166 TLR-4-Regulated Cerebrospinal Fluid Hypersecretion in Post-Hemorrhagic Hydrocephalus

Abstract

Abstract INTRODUCTION Intraventricular hemorrhage (IVH) frequently causes post-hemorrhagic hydrocephalus (PHH) as a result of impaired cerebrospinal fluid (CSF) homeostasis. The most common treatment for PHH is surgical CSF shunting, a procedure fraught with complications. Historically, it is thought that PHH results from impaired reabsorption of CSF, however, little consideration has been given to the role of CSF hypersecretion. Recently, toll-like receptor-4 (TLR-4) has been implicated in the CNS by detecting “alarmins”, including IVH-derived metabolites, via recognition of damage-associated molecular patterns.
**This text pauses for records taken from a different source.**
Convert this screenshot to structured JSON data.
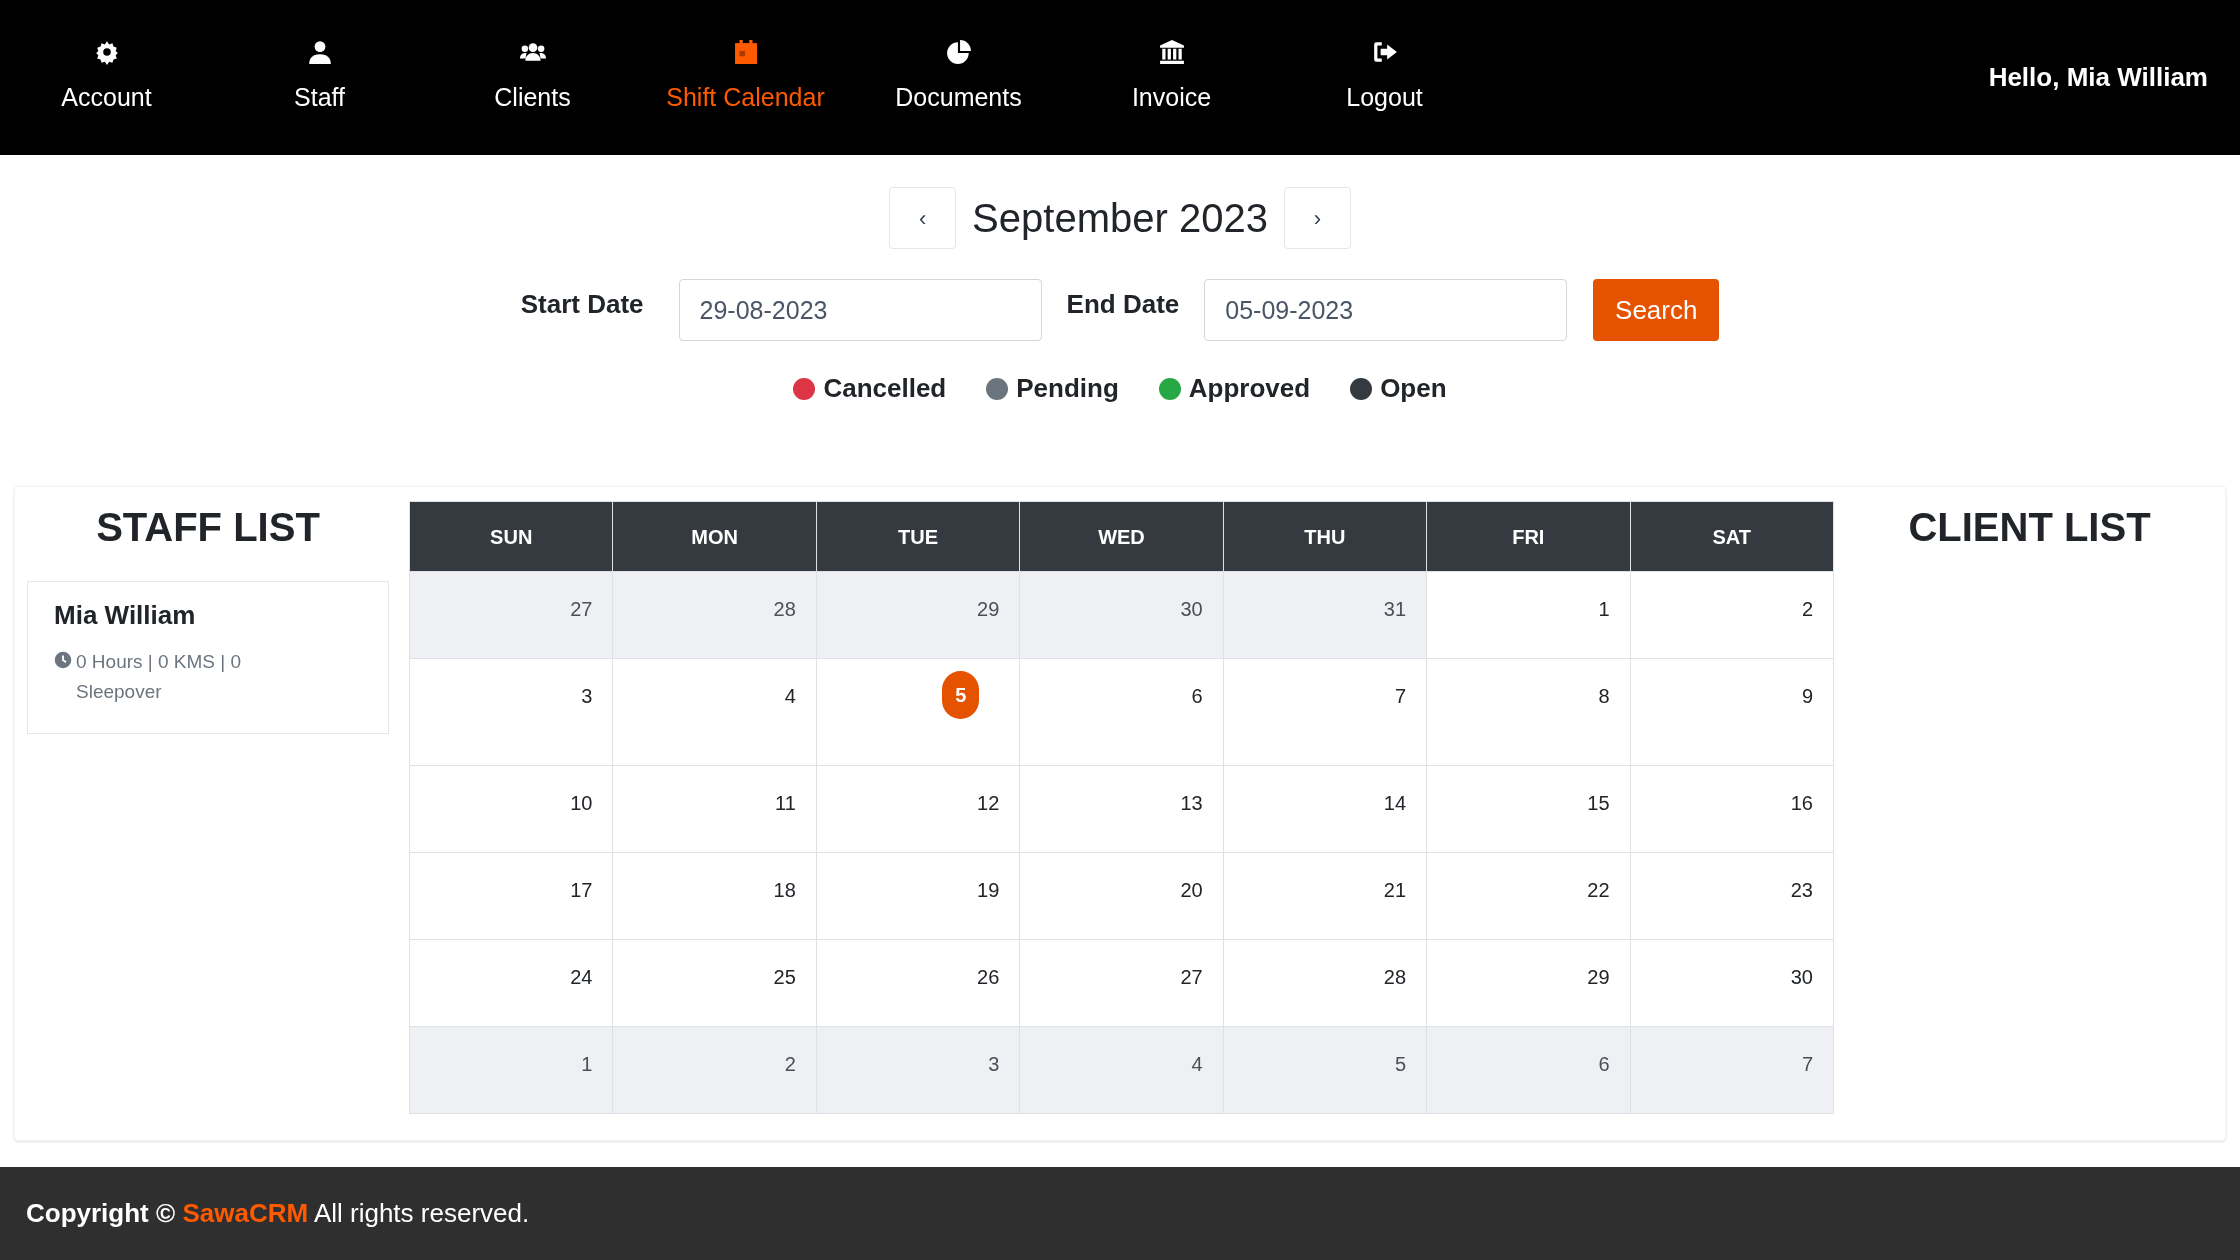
{
  "nav": {
    "items": [
      {
        "label": "Account",
        "selected": false
      },
      {
        "label": "Staff",
        "selected": false
      },
      {
        "label": "Clients",
        "selected": false
      },
      {
        "label": "Shift Calendar",
        "selected": true
      },
      {
        "label": "Documents",
        "selected": false
      },
      {
        "label": "Invoice",
        "selected": false
      },
      {
        "label": "Logout",
        "selected": false
      }
    ],
    "greeting": "Hello, Mia William"
  },
  "month_nav": {
    "prev": "‹",
    "title": "September 2023",
    "next": "›"
  },
  "filter": {
    "start_label": "Start Date",
    "start_value": "29-08-2023",
    "end_label": "End Date",
    "end_value": "05-09-2023",
    "search": "Search"
  },
  "legend": [
    {
      "label": "Cancelled",
      "color": "#dc3545"
    },
    {
      "label": "Pending",
      "color": "#6c757d"
    },
    {
      "label": "Approved",
      "color": "#28a745"
    },
    {
      "label": "Open",
      "color": "#343a40"
    }
  ],
  "staff_list": {
    "title": "STAFF LIST",
    "staff": [
      {
        "name": "Mia William",
        "stats": "0 Hours | 0 KMS | 0 Sleepover"
      }
    ]
  },
  "calendar": {
    "days": [
      "SUN",
      "MON",
      "TUE",
      "WED",
      "THU",
      "FRI",
      "SAT"
    ],
    "weeks": [
      [
        {
          "day": "27",
          "outside": true,
          "today": false
        },
        {
          "day": "28",
          "outside": true,
          "today": false
        },
        {
          "day": "29",
          "outside": true,
          "today": false
        },
        {
          "day": "30",
          "outside": true,
          "today": false
        },
        {
          "day": "31",
          "outside": true,
          "today": false
        },
        {
          "day": "1",
          "outside": false,
          "today": false
        },
        {
          "day": "2",
          "outside": false,
          "today": false
        }
      ],
      [
        {
          "day": "3",
          "outside": false,
          "today": false
        },
        {
          "day": "4",
          "outside": false,
          "today": false
        },
        {
          "day": "5",
          "outside": false,
          "today": true
        },
        {
          "day": "6",
          "outside": false,
          "today": false
        },
        {
          "day": "7",
          "outside": false,
          "today": false
        },
        {
          "day": "8",
          "outside": false,
          "today": false
        },
        {
          "day": "9",
          "outside": false,
          "today": false
        }
      ],
      [
        {
          "day": "10",
          "outside": false,
          "today": false
        },
        {
          "day": "11",
          "outside": false,
          "today": false
        },
        {
          "day": "12",
          "outside": false,
          "today": false
        },
        {
          "day": "13",
          "outside": false,
          "today": false
        },
        {
          "day": "14",
          "outside": false,
          "today": false
        },
        {
          "day": "15",
          "outside": false,
          "today": false
        },
        {
          "day": "16",
          "outside": false,
          "today": false
        }
      ],
      [
        {
          "day": "17",
          "outside": false,
          "today": false
        },
        {
          "day": "18",
          "outside": false,
          "today": false
        },
        {
          "day": "19",
          "outside": false,
          "today": false
        },
        {
          "day": "20",
          "outside": false,
          "today": false
        },
        {
          "day": "21",
          "outside": false,
          "today": false
        },
        {
          "day": "22",
          "outside": false,
          "today": false
        },
        {
          "day": "23",
          "outside": false,
          "today": false
        }
      ],
      [
        {
          "day": "24",
          "outside": false,
          "today": false
        },
        {
          "day": "25",
          "outside": false,
          "today": false
        },
        {
          "day": "26",
          "outside": false,
          "today": false
        },
        {
          "day": "27",
          "outside": false,
          "today": false
        },
        {
          "day": "28",
          "outside": false,
          "today": false
        },
        {
          "day": "29",
          "outside": false,
          "today": false
        },
        {
          "day": "30",
          "outside": false,
          "today": false
        }
      ],
      [
        {
          "day": "1",
          "outside": true,
          "today": false
        },
        {
          "day": "2",
          "outside": true,
          "today": false
        },
        {
          "day": "3",
          "outside": true,
          "today": false
        },
        {
          "day": "4",
          "outside": true,
          "today": false
        },
        {
          "day": "5",
          "outside": true,
          "today": false
        },
        {
          "day": "6",
          "outside": true,
          "today": false
        },
        {
          "day": "7",
          "outside": true,
          "today": false
        }
      ]
    ]
  },
  "client_list": {
    "title": "CLIENT LIST"
  },
  "footer": {
    "prefix": "Copyright ©",
    "brand": "SawaCRM",
    "suffix": "All rights reserved."
  }
}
We speculate that IVH triggers TLR-4-dependent inflammation at the choroid plexus epithelia (CPE), leading to CSF hypersecretion contributing to the development of PHH. METHODS In an established rat model of IVH, we assessed the rate of CSF secretion, CPE inflammation and the effect of genetic and pharmacological intervention on the development of PHH. We developed and implemented a novel surgical method in rats to measure the rate of CSF secretion. TLR-4 knockout rats, antisense oligodeoxynucleotide-mediated gene knockdown, and intracerebroventricular delivery of FDA-approved drugs were used to assess the role of specific inflammatory and ion transport targets on CSF secretion rate and ventriculomegaly following IVH. Immunoblot and immunohistochemistry were used to detect and quantify inflammatory markers. RESULTS >We show IVH triggers TLR4-NFkB-mediated inflammation at the CPE that is associated with a striking ∼3-fold increase in CSF secretion sufficient to cause PHH. CSF hypersecretion is dependent on the NFkB-regulated kinase SPAK, which interacts with and phosphorylates the bumetanide-sensitive NKCC1 at the CPE apical membrane. Genetic ablation of TLR-4 or SPAK, and pharmacology antagonizing TLR-4-NFkB signaling or the SPAK-NKCC1 complex normalizes CSF secretion rates and ventriculomegaly after IVH. CONCLUSION These data uncover a previously unrecognized role for CSF hypersecretion in the pathogenesis of PHH, and reveal a novel TLR-4-dependent regulatory pathway of CSF secretion that can be targeted with repurposed, FDA-approved drugs for the non-surgical treatment of PHH.